EDIT: If this is a homework, your teacher you probably ask you to write the program using % operator though (example 12 % 10 = 2). If this is the case, good homework ;-)
You can use modulus to determine the last digit.
And you can use division to move another digit to the last digit's place.
You can't simply "convert" it. The integer is not represented in software in decimal notation. So the individual digits you want don't exist. They have to be computed.
So, given an arbitrary number, how can you determine the number of ones?
We could divide by ten, and then take the remainder: For 123, the division would give 12, and then there's a remainder of 3. So we have 3 ones. The 12 tells us what we have past the ones, so it can be our input for the next iteration. We take that, divide by 10, and get 1, and a remainder of 2. So we have 2 in the tens place, and 1 left to work with for the hundreds. Divide that by 10, which gives us zero, and a remainder of 1. So we get 1 in the hundreds place, 2 in the tens place, and 3 in the ones place. And we're done, as the last division returned zero.
See SO question Language showdown: Convert string of digits to array of integers? for a C/C++ version (as well as other languages).
if this is really homework then show it your teacher - just for fun ;-)
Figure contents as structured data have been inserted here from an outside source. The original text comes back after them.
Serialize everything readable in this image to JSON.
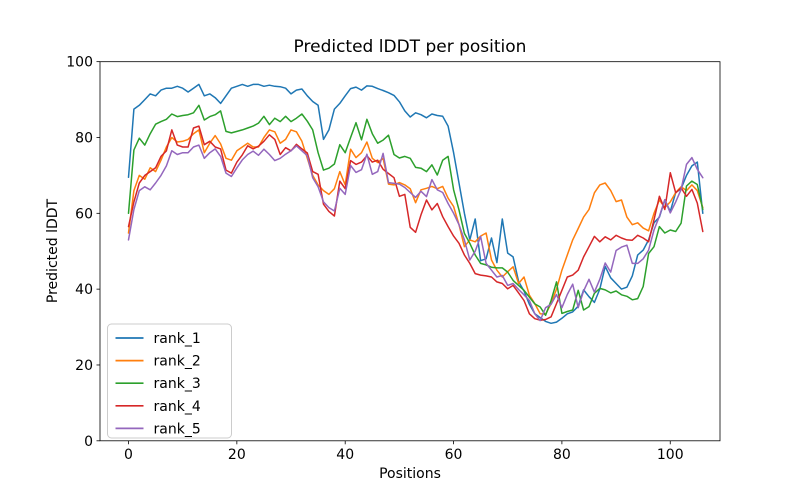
{
  "chart_data": {
    "type": "line",
    "title": "Predicted lDDT per position",
    "xlabel": "Positions",
    "ylabel": "Predicted lDDT",
    "x_ticks": [
      0,
      20,
      40,
      60,
      80,
      100
    ],
    "y_ticks": [
      0,
      20,
      40,
      60,
      80,
      100
    ],
    "xlim": [
      -5.3,
      109.2
    ],
    "ylim": [
      0,
      100
    ],
    "x_range": [
      0,
      106
    ],
    "x_is_index": true,
    "grid": false,
    "legend_position": "lower left",
    "background_color": "#ffffff",
    "spine_color": "#000000",
    "legend_edge_color": "#cccccc",
    "series": [
      {
        "name": "rank_1",
        "color": "#1f77b4",
        "values": [
          69.5,
          87.5,
          88.5,
          90,
          91.5,
          91,
          92.5,
          93,
          93,
          93.5,
          93,
          92,
          93,
          94,
          91,
          91.5,
          90.5,
          89,
          91,
          93,
          93.5,
          94,
          93.5,
          94,
          94,
          93.5,
          93.8,
          93.5,
          93.4,
          93,
          91.5,
          92.5,
          92.8,
          91,
          89.5,
          88.5,
          79.5,
          82,
          87.5,
          89,
          91,
          92.9,
          93.3,
          92.5,
          93.6,
          93.5,
          92.9,
          92.4,
          91.8,
          91.1,
          89.4,
          87,
          85.4,
          86.5,
          86,
          85.2,
          86.2,
          85.8,
          85.6,
          83,
          76,
          68,
          60,
          53,
          58.5,
          47.5,
          48,
          53.5,
          47,
          58.5,
          49.5,
          48.5,
          42,
          39.5,
          36,
          33.5,
          32.5,
          31.5,
          31,
          31.3,
          32.3,
          33.5,
          34,
          35.5,
          39.8,
          38,
          36.5,
          40,
          46,
          43,
          41.5,
          40,
          40.5,
          43.5,
          49,
          50.3,
          53,
          57.5,
          59,
          63.5,
          60.5,
          65.5,
          66.5,
          70,
          72.5,
          73.5,
          60
        ]
      },
      {
        "name": "rank_2",
        "color": "#ff7f0e",
        "values": [
          54.8,
          66,
          70,
          69,
          72,
          71,
          74,
          77.5,
          80,
          78.8,
          79,
          79.5,
          81,
          82,
          76,
          78.5,
          80.5,
          78.3,
          74.5,
          74,
          76.5,
          77.5,
          78.5,
          77.5,
          77.5,
          80,
          82,
          81.5,
          78.5,
          79.5,
          82,
          81.5,
          79,
          74.5,
          70,
          67.5,
          66,
          65,
          66.5,
          71,
          67.5,
          76.9,
          74.7,
          76,
          78.8,
          74.5,
          73.4,
          74.5,
          67.7,
          67.5,
          68.1,
          67.5,
          66.5,
          62.8,
          66.2,
          66.6,
          67.1,
          66.5,
          67.1,
          64,
          61.8,
          57,
          51.2,
          53,
          52.5,
          54,
          54.8,
          47.7,
          45,
          43.2,
          44.6,
          45.9,
          41.5,
          43.2,
          38.4,
          36.2,
          33.5,
          33.4,
          36.2,
          40,
          45,
          49,
          53,
          56,
          59,
          61,
          65.4,
          67.5,
          68,
          66,
          63.1,
          63.5,
          59,
          57,
          57.5,
          56.1,
          55.4,
          60,
          63.5,
          61.5,
          63,
          65.5,
          67,
          66,
          67.5,
          66,
          61.5
        ]
      },
      {
        "name": "rank_3",
        "color": "#2ca02c",
        "values": [
          60,
          76.7,
          79.8,
          78,
          81,
          83.5,
          84.2,
          84.8,
          86.2,
          85.5,
          85.8,
          86,
          86.5,
          88.5,
          84.6,
          85.5,
          86,
          87,
          81.6,
          81.2,
          81.6,
          82,
          82.5,
          83,
          83.8,
          85.6,
          83.4,
          85.1,
          84.2,
          85.6,
          84.2,
          85.1,
          86.2,
          84.3,
          82,
          76,
          71.4,
          71.9,
          73,
          78.1,
          76,
          80,
          83.9,
          79.4,
          84.8,
          81,
          78.5,
          79.3,
          80.6,
          75.5,
          74.6,
          75,
          74.5,
          72.1,
          71.9,
          71,
          72.8,
          70.1,
          74,
          75,
          66.2,
          60.9,
          54.7,
          52.1,
          49,
          46.8,
          46.4,
          45.8,
          45.6,
          45.6,
          44.5,
          42.3,
          41,
          39.7,
          37.9,
          36.1,
          35.3,
          33.1,
          37,
          41.9,
          33.6,
          34.1,
          34.5,
          39.7,
          34.5,
          35.4,
          38.9,
          40.2,
          39.8,
          39,
          39.5,
          38.5,
          38.1,
          37.2,
          37.5,
          40.7,
          49.4,
          51.2,
          56.5,
          54.8,
          55.6,
          55.2,
          57.4,
          67.2,
          68.5,
          67.6,
          61
        ]
      },
      {
        "name": "rank_4",
        "color": "#d62728",
        "values": [
          56.5,
          63,
          68,
          70,
          71,
          72,
          75,
          76.5,
          82,
          78,
          77.5,
          77.5,
          82.5,
          83,
          78.1,
          79,
          77.5,
          77,
          71.4,
          70.6,
          73.5,
          75.4,
          77.8,
          77,
          77.7,
          79,
          80.7,
          79.5,
          75.5,
          77.3,
          76.5,
          78.2,
          77,
          75.9,
          71,
          70.3,
          62.4,
          60.5,
          59.3,
          68.5,
          66.5,
          73.9,
          72.9,
          73.5,
          75.2,
          73.5,
          74,
          71.6,
          70.5,
          69.4,
          64.5,
          65,
          56.3,
          55,
          59.6,
          63.5,
          60.9,
          62.6,
          59.1,
          56.5,
          54,
          52.1,
          49,
          46.8,
          44.1,
          43.7,
          43.5,
          43.2,
          41.9,
          41.5,
          40.1,
          41,
          39,
          37,
          33.5,
          32.2,
          31.8,
          32,
          32.7,
          36.2,
          39.7,
          43.2,
          43.7,
          45,
          48.5,
          51.2,
          53.9,
          52.5,
          53.8,
          53,
          54.2,
          53.5,
          53,
          52.9,
          54.2,
          53.5,
          52.5,
          58.3,
          64.5,
          61,
          70.7,
          65.4,
          66.7,
          64.5,
          66.3,
          62.7,
          55.2
        ]
      },
      {
        "name": "rank_5",
        "color": "#9467bd",
        "values": [
          53,
          61,
          66,
          67,
          66.2,
          68,
          70,
          72.5,
          76.5,
          75.5,
          76,
          76,
          77.5,
          78,
          74.5,
          76,
          77,
          75,
          70.6,
          69.7,
          72,
          74.1,
          75.5,
          76.4,
          75.3,
          76.9,
          75.5,
          73.9,
          74.5,
          75.6,
          76.5,
          77.8,
          76.5,
          75.2,
          69.4,
          67,
          63,
          61.5,
          60.6,
          66.6,
          65,
          72.6,
          70.8,
          71.5,
          75.6,
          70.3,
          71,
          75.8,
          68.1,
          67.9,
          67.7,
          66.8,
          65.5,
          64.2,
          65.8,
          64.4,
          68.9,
          66.2,
          65.5,
          62.6,
          60,
          57,
          53,
          47.7,
          50,
          53.9,
          46.8,
          45,
          43.2,
          43.6,
          41,
          41.5,
          39.9,
          38.5,
          37,
          33.5,
          31.7,
          35.1,
          36,
          38.6,
          35.1,
          38.6,
          41.3,
          35.1,
          39.5,
          42.6,
          39.2,
          42.6,
          46.9,
          44.5,
          50.2,
          51.1,
          51.6,
          46.8,
          46.8,
          48,
          50.3,
          55.6,
          59.2,
          63.6,
          60.1,
          63,
          66.3,
          72.9,
          74.7,
          71.6,
          69.4
        ]
      }
    ]
  }
}
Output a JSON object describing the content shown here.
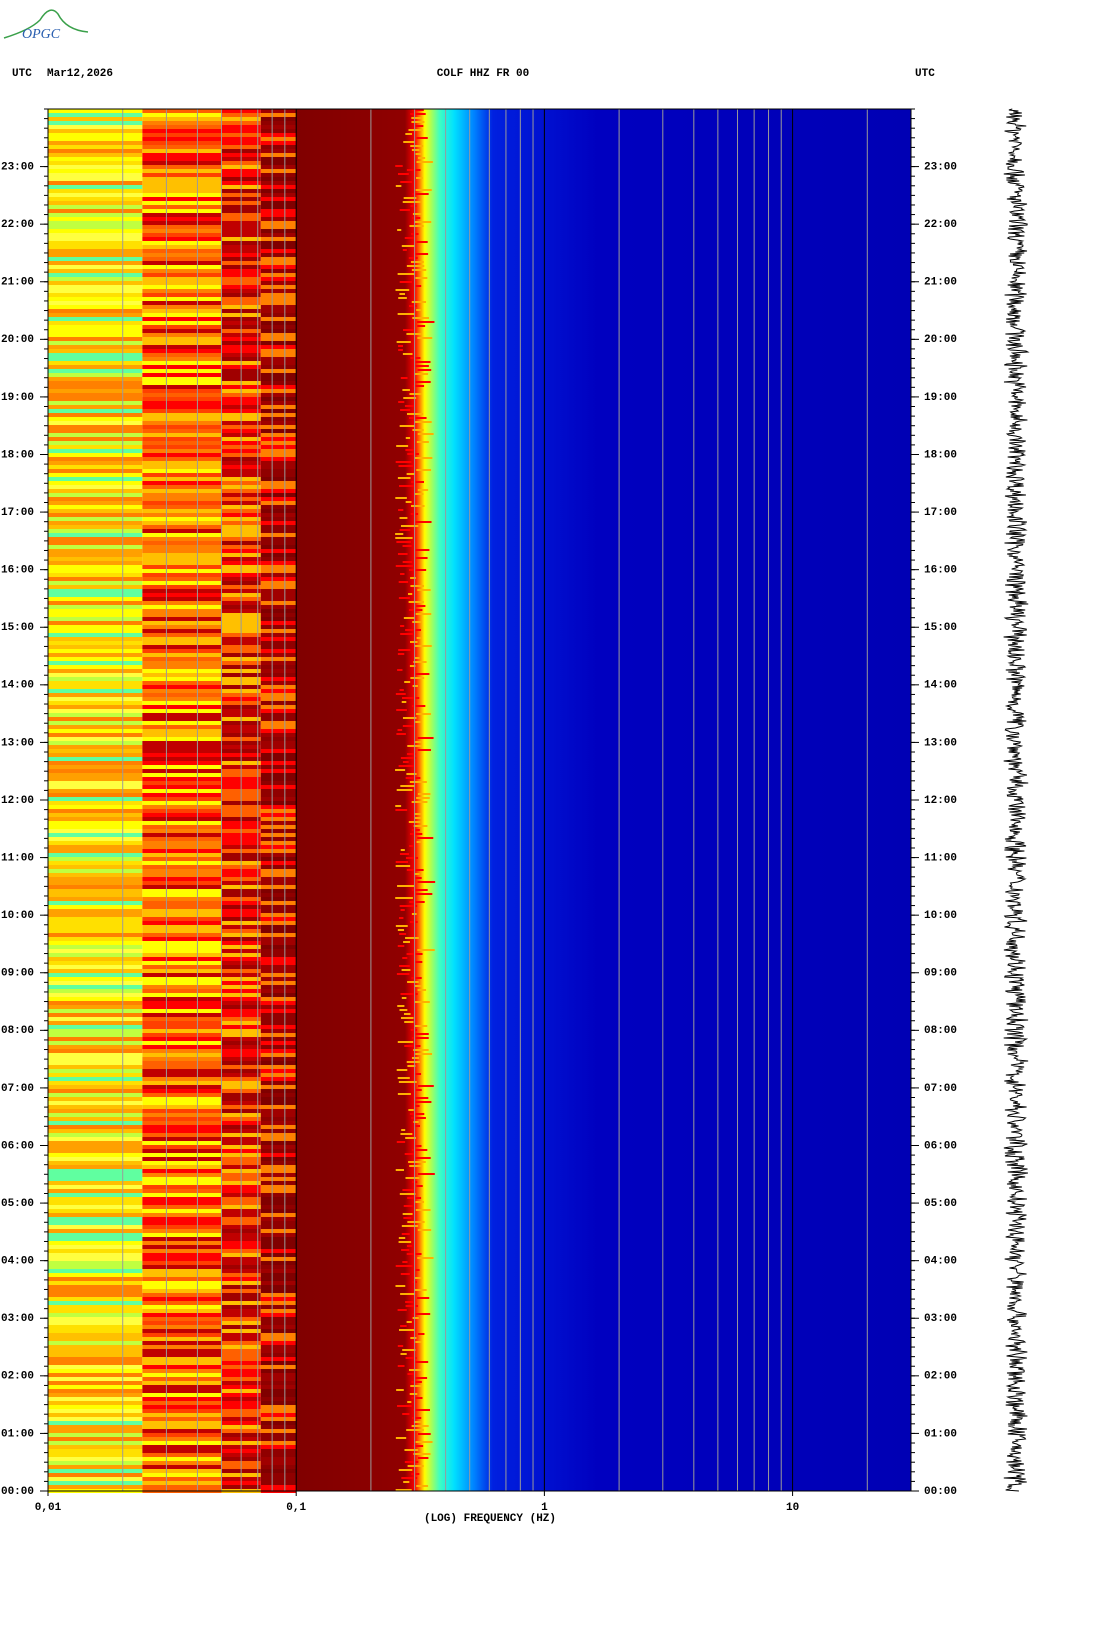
{
  "logo": "OPGC",
  "chart_data": {
    "type": "spectrogram",
    "title": "COLF HHZ FR 00",
    "date": "Mar12,2026",
    "left_label": "UTC",
    "right_label": "UTC",
    "xlabel": "(LOG) FREQUENCY (HZ)",
    "xscale": "log",
    "xlim": [
      0.01,
      30
    ],
    "xticks": [
      {
        "value": 0.01,
        "label": "0,01"
      },
      {
        "value": 0.1,
        "label": "0,1"
      },
      1,
      10
    ],
    "ylim": [
      0,
      24
    ],
    "yticks": [
      {
        "value": 0,
        "label": "00:00"
      },
      {
        "value": 1,
        "label": "01:00"
      },
      {
        "value": 2,
        "label": "02:00"
      },
      {
        "value": 3,
        "label": "03:00"
      },
      {
        "value": 4,
        "label": "04:00"
      },
      {
        "value": 5,
        "label": "05:00"
      },
      {
        "value": 6,
        "label": "06:00"
      },
      {
        "value": 7,
        "label": "07:00"
      },
      {
        "value": 8,
        "label": "08:00"
      },
      {
        "value": 9,
        "label": "09:00"
      },
      {
        "value": 10,
        "label": "10:00"
      },
      {
        "value": 11,
        "label": "11:00"
      },
      {
        "value": 12,
        "label": "12:00"
      },
      {
        "value": 13,
        "label": "13:00"
      },
      {
        "value": 14,
        "label": "14:00"
      },
      {
        "value": 15,
        "label": "15:00"
      },
      {
        "value": 16,
        "label": "16:00"
      },
      {
        "value": 17,
        "label": "17:00"
      },
      {
        "value": 18,
        "label": "18:00"
      },
      {
        "value": 19,
        "label": "19:00"
      },
      {
        "value": 20,
        "label": "20:00"
      },
      {
        "value": 21,
        "label": "21:00"
      },
      {
        "value": 22,
        "label": "22:00"
      },
      {
        "value": 23,
        "label": "23:00"
      }
    ]
  }
}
CAUTION! very poor performance, clumsy way to reach the effect you expect and generally don't do this at home(work) ;-)
#include <algorithm>
#include <iostream>
#include <sstream>
#include <string>
#include <vector>
typedef std::vector< int > ints_t;
struct digit2int
{
int operator()( const char chr ) const
{
const int result = chr - '0';
return result;
}
};
void foo( const int number, ints_t* result )
{
std::ostringstream os;
os << number;
const std::string& numberStr = os.str();
std::transform(
numberStr.begin(),
numberStr.end(),
std::back_inserter( *result ),
digit2int() );
}
int main()
{
ints_t array;
foo( 123456, &array );
std::copy(
array.begin(),
array.end(),
std::ostream_iterator< int >( std::cout, "\n" ) );
}
If you wanted to turn it into a string then it would be really easy, just do what everyone else is saying about using the % operator:
Let's say num = 123, we can do this:
string str;
while (num > 0)
{
str = (num % 10) + str; //put last digit and put it into the beginning of the string
num = num /10; //strip out the last digit
}
Now you can use str as an array of chars. Doing this with an array is a hassle because putting things in the beginning of an array requires you to shift everything else. What we can do is, instead of putting each digit into a string, we can put it into a stack. It will put it in a backwards order like this: 3 2 1. Then we can pop off the top number one by one and put that into an array in the correct order. You array will look like this: 1 2 3. I will leave the implementation to you since this is homework.
#Broam has a good solution, but like he stated, it's for working backwards. I think the OP or whoever comes looking into this thread will want it forwards and that's why I'm posting this. If you have a better solution, please reply, I'm interested as well.
To convert an integer to array, you can do the steps below:
Get the total number of digits in a number to which we want to convert to
array.For this purpose, we will use count_digits() function which will return total no of digits after ignoring leading zeros.
digits = count_digits(n);
Now we will dynamically allocate memory for our resulting array, just like
int* arr = new int[count_digits(n)]
After allocating memory, we will populate the array using the for loop below
int digits = count_digits(num);
for (int i = digits; i > 0; i--){
arr[i-1] = num % 10;
num = num / 10;
}
After performing the steps above, we will be able to convert an integer to array. Remember, num is the number that we want to convert into array and digits is the variable which gives us the number of digits in a given number ignoring leading zeros.